Metaman to Spreadsheet

The following procedure covers creating a master spreadsheet from a copy of Metaman records for use in migration and preservation purposes. A single Metaman record is actually composed of three records (work, item and custom) split among two XML files. This procedure attempts to automate or batch steps as much as possible. The output of these steps will also hopefully serve as a backup of Metaman work as the site is destined for retirement.

What you need (software versions used when making this wiki)

A PC (Windows 10 Version 1803, Build 17134.376) with FTP client (FileZilla 3.37.4), Bash subsystem (Ubuntu 18.04), XML/Text Editor (Oxygen XML Editor 16.0), and OpenRefine (3.0).

What you do

Create a copy of Metaman records using FTP

Open your FTP client. Connect to host sftp://legacy.lib.utexas.edu with your UNIX account credentials (screenshot.) If you don't have a UNIX account, Digital Stewardship can create a copy of the records for you. The remote location /home/metaman/bar/ contains Dublin Core and custom metadata in XML. Download a copy to a local location (screenshot.)

(Or download a metaman-sample.zip)

Join all XML into a single XML using Bash

Open your linux shell environment (screenshot.)

cd /path/to/your/files
ls -1 */*.xml | xargs -i cat {} > /path/to/your/files/master.xml

(Or download a sample-master.zip)

Remove/Replace extraneous strings using an XML editor

(A text editor like Notepad++ also works, but the ability to use XPath makes search and replace much easier and less prone to human error.)

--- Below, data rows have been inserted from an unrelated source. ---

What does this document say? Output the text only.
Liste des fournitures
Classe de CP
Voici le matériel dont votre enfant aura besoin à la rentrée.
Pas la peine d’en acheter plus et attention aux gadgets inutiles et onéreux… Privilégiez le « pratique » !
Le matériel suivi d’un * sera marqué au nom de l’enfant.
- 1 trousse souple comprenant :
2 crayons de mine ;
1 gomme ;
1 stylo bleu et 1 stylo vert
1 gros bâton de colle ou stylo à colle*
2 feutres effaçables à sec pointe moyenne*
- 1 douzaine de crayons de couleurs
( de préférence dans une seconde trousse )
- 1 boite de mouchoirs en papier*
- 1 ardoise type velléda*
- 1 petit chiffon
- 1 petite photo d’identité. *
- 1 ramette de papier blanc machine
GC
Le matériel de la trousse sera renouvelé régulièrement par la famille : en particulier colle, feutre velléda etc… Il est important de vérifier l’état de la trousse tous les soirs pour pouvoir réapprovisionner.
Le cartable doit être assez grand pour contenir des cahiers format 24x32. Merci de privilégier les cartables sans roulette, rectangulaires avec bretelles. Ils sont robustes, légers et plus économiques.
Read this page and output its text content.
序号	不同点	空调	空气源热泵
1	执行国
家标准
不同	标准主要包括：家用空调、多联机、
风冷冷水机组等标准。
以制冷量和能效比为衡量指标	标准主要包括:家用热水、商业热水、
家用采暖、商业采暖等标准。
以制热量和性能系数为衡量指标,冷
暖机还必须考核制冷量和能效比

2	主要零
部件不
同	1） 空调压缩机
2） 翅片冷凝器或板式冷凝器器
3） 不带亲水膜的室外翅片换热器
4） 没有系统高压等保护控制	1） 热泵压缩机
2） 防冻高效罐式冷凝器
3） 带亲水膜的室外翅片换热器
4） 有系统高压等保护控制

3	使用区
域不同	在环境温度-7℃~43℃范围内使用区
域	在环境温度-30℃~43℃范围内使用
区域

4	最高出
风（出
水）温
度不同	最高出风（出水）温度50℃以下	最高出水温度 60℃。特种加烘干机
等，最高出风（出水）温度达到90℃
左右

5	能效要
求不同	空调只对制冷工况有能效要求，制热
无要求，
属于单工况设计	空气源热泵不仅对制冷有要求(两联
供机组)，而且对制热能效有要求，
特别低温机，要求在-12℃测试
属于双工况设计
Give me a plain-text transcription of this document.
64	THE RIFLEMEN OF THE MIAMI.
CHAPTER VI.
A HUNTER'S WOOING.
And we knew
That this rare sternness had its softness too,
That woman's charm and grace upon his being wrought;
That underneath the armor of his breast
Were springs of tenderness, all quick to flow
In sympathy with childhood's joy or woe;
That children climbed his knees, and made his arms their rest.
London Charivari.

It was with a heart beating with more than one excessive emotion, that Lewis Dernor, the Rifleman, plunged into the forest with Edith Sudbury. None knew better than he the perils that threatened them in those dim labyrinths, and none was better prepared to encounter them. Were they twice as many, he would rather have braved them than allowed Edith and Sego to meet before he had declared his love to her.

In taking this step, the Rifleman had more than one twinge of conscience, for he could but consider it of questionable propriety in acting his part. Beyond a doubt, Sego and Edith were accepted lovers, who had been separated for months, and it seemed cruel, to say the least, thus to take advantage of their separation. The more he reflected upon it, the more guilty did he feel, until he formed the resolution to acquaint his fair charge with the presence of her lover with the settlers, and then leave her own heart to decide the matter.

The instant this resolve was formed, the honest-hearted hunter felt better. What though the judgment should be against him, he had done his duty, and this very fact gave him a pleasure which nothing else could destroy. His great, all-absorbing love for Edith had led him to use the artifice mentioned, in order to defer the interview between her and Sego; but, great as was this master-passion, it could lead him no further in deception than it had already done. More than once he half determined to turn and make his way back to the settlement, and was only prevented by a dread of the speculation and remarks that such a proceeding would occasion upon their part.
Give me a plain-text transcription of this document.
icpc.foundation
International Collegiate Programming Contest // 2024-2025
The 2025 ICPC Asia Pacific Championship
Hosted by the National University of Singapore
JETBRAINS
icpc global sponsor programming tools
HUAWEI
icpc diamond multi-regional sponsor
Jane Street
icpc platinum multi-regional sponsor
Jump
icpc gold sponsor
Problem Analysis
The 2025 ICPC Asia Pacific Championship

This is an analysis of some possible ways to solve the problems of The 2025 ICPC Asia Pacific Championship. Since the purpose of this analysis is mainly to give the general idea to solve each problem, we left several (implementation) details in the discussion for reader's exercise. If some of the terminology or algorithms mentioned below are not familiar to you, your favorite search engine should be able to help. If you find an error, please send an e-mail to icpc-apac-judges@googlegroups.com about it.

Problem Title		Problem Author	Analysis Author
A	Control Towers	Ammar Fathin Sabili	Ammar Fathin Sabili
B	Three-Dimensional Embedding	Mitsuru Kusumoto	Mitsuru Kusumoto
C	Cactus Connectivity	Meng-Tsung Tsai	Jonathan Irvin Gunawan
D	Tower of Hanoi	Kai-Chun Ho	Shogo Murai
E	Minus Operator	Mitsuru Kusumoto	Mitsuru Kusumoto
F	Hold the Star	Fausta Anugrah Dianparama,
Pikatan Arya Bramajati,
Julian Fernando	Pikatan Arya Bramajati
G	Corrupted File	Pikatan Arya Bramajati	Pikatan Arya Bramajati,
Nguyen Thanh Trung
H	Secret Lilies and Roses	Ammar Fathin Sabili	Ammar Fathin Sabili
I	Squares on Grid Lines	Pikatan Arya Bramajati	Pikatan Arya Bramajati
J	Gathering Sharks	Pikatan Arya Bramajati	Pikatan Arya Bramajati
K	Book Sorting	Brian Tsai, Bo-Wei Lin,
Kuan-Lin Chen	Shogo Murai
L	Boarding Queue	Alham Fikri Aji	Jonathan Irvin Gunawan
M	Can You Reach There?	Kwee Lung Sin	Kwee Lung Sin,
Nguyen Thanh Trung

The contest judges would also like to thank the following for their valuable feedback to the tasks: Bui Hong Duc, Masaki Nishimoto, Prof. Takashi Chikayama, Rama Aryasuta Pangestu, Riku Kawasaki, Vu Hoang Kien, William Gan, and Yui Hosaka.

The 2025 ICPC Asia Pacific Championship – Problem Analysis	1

Make a backup copy of master.xml. Open master.xml. In order for XPath to work we need to make this document well formed. This begins with removing all but the first XML declaration (replace to end, second occurrence of XML declaration (screenshot.) Then, add a top-level wrapping tag (i.e. <wrap></wrap> screenshot2) so XPath works, then save file. Select the first work string to replace, right-click and copy XPath, then CTRL+F (screenshot.) Repeat for all work tags. Then replace all item tags using the same method. Then replace all custom metadata tags using the same method, making sure to change the metadata element tag to <dcvalue element="example">. Here's a before and after example of all strings replaced. Replace all <work> with <mm>. Replace all </travel> with </mm>. Remove all <travel>. Remove all </work>. Remove all </item>. Remove all </dublin_core>. Remove all <dublin_core>. Remove all <item>. Replace all </metadata> with </dcvalue>. No need to remove all empty lines.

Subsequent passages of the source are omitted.